Se formos analisar os arts.
1.631, 1.632, 1.634 e 1.690 do Código Civil, juntamente com o art. 71 do
CPC/2015, não encontraremos a resposta para essa pergunta. Isso porque esses
dispositivos não determinam expressamente se a representação judicial dos filhos
deve ser realizada por ambos os genitores em conjunto, ou se pode ser feita por
apenas um deles.
Código Civil
Art. 1.690. Compete aos pais, e
na falta de um deles ao outro, com exclusividade, representar os filhos menores
de dezesseis anos, bem como assisti-los até completarem a maioridade ou serem
emancipados.
CPC/2015
Art. 71. O incapaz será
representado ou assistido por seus pais, por tutor ou por curador, na forma da
lei.
É importante destacar, contudo,
que, na ausência de uma disposição expressa exigindo a representação conjunta,
esses artigos mencionados devem ser interpretados de modo a permitir que
os pais atuem juntos ou separadamente na representação judicial dos filhos,
conforme decidirem.
Se essas normas fossem
interpretadas de forma a exigir a atuação conjunta dos pais, isso poderia
causar prejuízos aos menores, dificultando sua representação processual. Um
exemplo disso é a situação em que uma mãe solteira seria obrigada a localizar o
pai da criança para que ele também atuasse como representante, o que poderia
criar obstáculos desnecessários. Além disso, tal exigência poderia inviabilizar
o exercício de direitos fundamentais, como em ações de alimentos movidas contra
um dos genitores, onde a exigência da representação conjunta seria impraticável
ou prejudicial ao interesse do menor.
Assim, embora exista divergência jurisprudencial
sobre o tema, a tese que deve prevalecer é a de que a representação processual
de menor impúbere pode ser exercida tanto conjuntamente pelos genitores quanto
separadamente por cada um deles, exceto nos casos de destituição do poder
familiar, ausência ou conflito de interesses.
Essa é a posição também de Nelson Nery Jr. e Rosa Maria
Andrade Nery:
“De
acordo com a CF 226, § 5º, o poder familiar é exercido igualmente pelo pai e
pela mãe (CC 1631caput; ECA 21). Estando no exercício do poder familiar,
qualquer um dos dois, sozinho, pode ser representante ou assistente do filho
absoluta ou relativamente incapaz.” (NERY Júnior, Nelson; NERY, Rosa Maria
Andrade.
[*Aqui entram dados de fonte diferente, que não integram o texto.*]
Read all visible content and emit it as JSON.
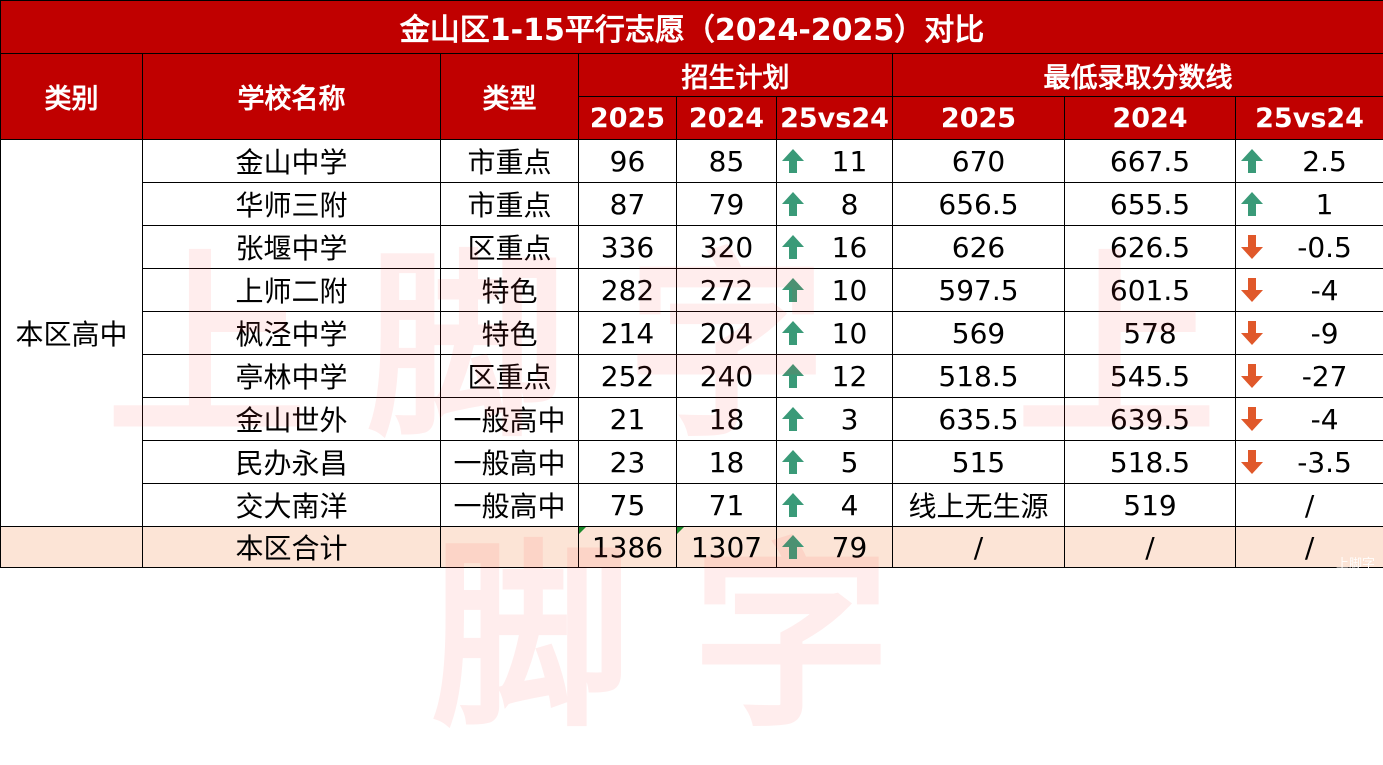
{
  "title": "金山区1-15平行志愿（2024-2025）对比",
  "headers": {
    "category": "类别",
    "school": "学校名称",
    "type": "类型",
    "enroll_group": "招生计划",
    "score_group": "最低录取分数线",
    "y2025": "2025",
    "y2024": "2024",
    "vs": "25vs24"
  },
  "category_label": "本区高中",
  "rows": [
    {
      "school": "金山中学",
      "type": "市重点",
      "e2025": "96",
      "e2024": "85",
      "ediff": "11",
      "ediff_dir": "up",
      "s2025": "670",
      "s2024": "667.5",
      "sdiff": "2.5",
      "sdiff_dir": "up"
    },
    {
      "school": "华师三附",
      "type": "市重点",
      "e2025": "87",
      "e2024": "79",
      "ediff": "8",
      "ediff_dir": "up",
      "s2025": "656.5",
      "s2024": "655.5",
      "sdiff": "1",
      "sdiff_dir": "up"
    },
    {
      "school": "张堰中学",
      "type": "区重点",
      "e2025": "336",
      "e2024": "320",
      "ediff": "16",
      "ediff_dir": "up",
      "s2025": "626",
      "s2024": "626.5",
      "sdiff": "-0.5",
      "sdiff_dir": "down"
    },
    {
      "school": "上师二附",
      "type": "特色",
      "e2025": "282",
      "e2024": "272",
      "ediff": "10",
      "ediff_dir": "up",
      "s2025": "597.5",
      "s2024": "601.5",
      "sdiff": "-4",
      "sdiff_dir": "down"
    },
    {
      "school": "枫泾中学",
      "type": "特色",
      "e2025": "214",
      "e2024": "204",
      "ediff": "10",
      "ediff_dir": "up",
      "s2025": "569",
      "s2024": "578",
      "sdiff": "-9",
      "sdiff_dir": "down"
    },
    {
      "school": "亭林中学",
      "type": "区重点",
      "e2025": "252",
      "e2024": "240",
      "ediff": "12",
      "ediff_dir": "up",
      "s2025": "518.5",
      "s2024": "545.5",
      "sdiff": "-27",
      "sdiff_dir": "down"
    },
    {
      "school": "金山世外",
      "type": "一般高中",
      "e2025": "21",
      "e2024": "18",
      "ediff": "3",
      "ediff_dir": "up",
      "s2025": "635.5",
      "s2024": "639.5",
      "sdiff": "-4",
      "sdiff_dir": "down"
    },
    {
      "school": "民办永昌",
      "type": "一般高中",
      "e2025": "23",
      "e2024": "18",
      "ediff": "5",
      "ediff_dir": "up",
      "s2025": "515",
      "s2024": "518.5",
      "sdiff": "-3.5",
      "sdiff_dir": "down"
    },
    {
      "school": "交大南洋",
      "type": "一般高中",
      "e2025": "75",
      "e2024": "71",
      "ediff": "4",
      "ediff_dir": "up",
      "s2025": "线上无生源",
      "s2024": "519",
      "sdiff": "/",
      "sdiff_dir": "none"
    }
  ],
  "total": {
    "label": "本区合计",
    "e2025": "1386",
    "e2024": "1307",
    "ediff": "79",
    "ediff_dir": "up",
    "s2025": "/",
    "s2024": "/",
    "sdiff": "/"
  },
  "watermark": "上脚字 上脚字",
  "corner_watermark": "上脚字",
  "colors": {
    "header_bg": "#c00000",
    "header_text": "#ffffff",
    "total_bg": "#fce4d6",
    "up_arrow": "#3a9a78",
    "down_arrow": "#e0582a"
  },
  "icons": {
    "up": "arrow-up-icon",
    "down": "arrow-down-icon"
  }
}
Código de Processo Civil Comentado. 16ª ed. rev. e ampl. São Paulo:
Revista dos Tribunais, 2016)
Regra geral:
Se um menor impúbere (menor de 16
anos) for ajuizar uma ação, ele precisa ser representado pelos pais. Essa representação
processual pode ser exercida:
• em conjunto pelos genitores
(pai e mãe);
• separadamente, por cada um dos
genitores.
Exceções:
A regra geral não se aplica nas
seguintes situações:
1) o pai ou a mãe tiver sido
destituído do poder familiar (neste caso, ele/a não poderá representar);
2) em caso de ausência de um dos
genitores (ex: se um morreu);
3) quando existir potencial
conflito de interesses entre o menor e um dos genitores.
Em suma:
A representação processual de menor impúbere pode ser
exercida em conjunto pelos genitores ou separadamente, por cada um deles,
ressalvadas as hipóteses de destituição do poder familiar, ausência ou de
potencial conflito de interesses.
STJ. 4ª Turma.
REsp 1.462.840-MG, Rel. Min. Maria Isabel Gallotti, julgado em 14/5/2024 (Info
20 – Edição Extraordinária).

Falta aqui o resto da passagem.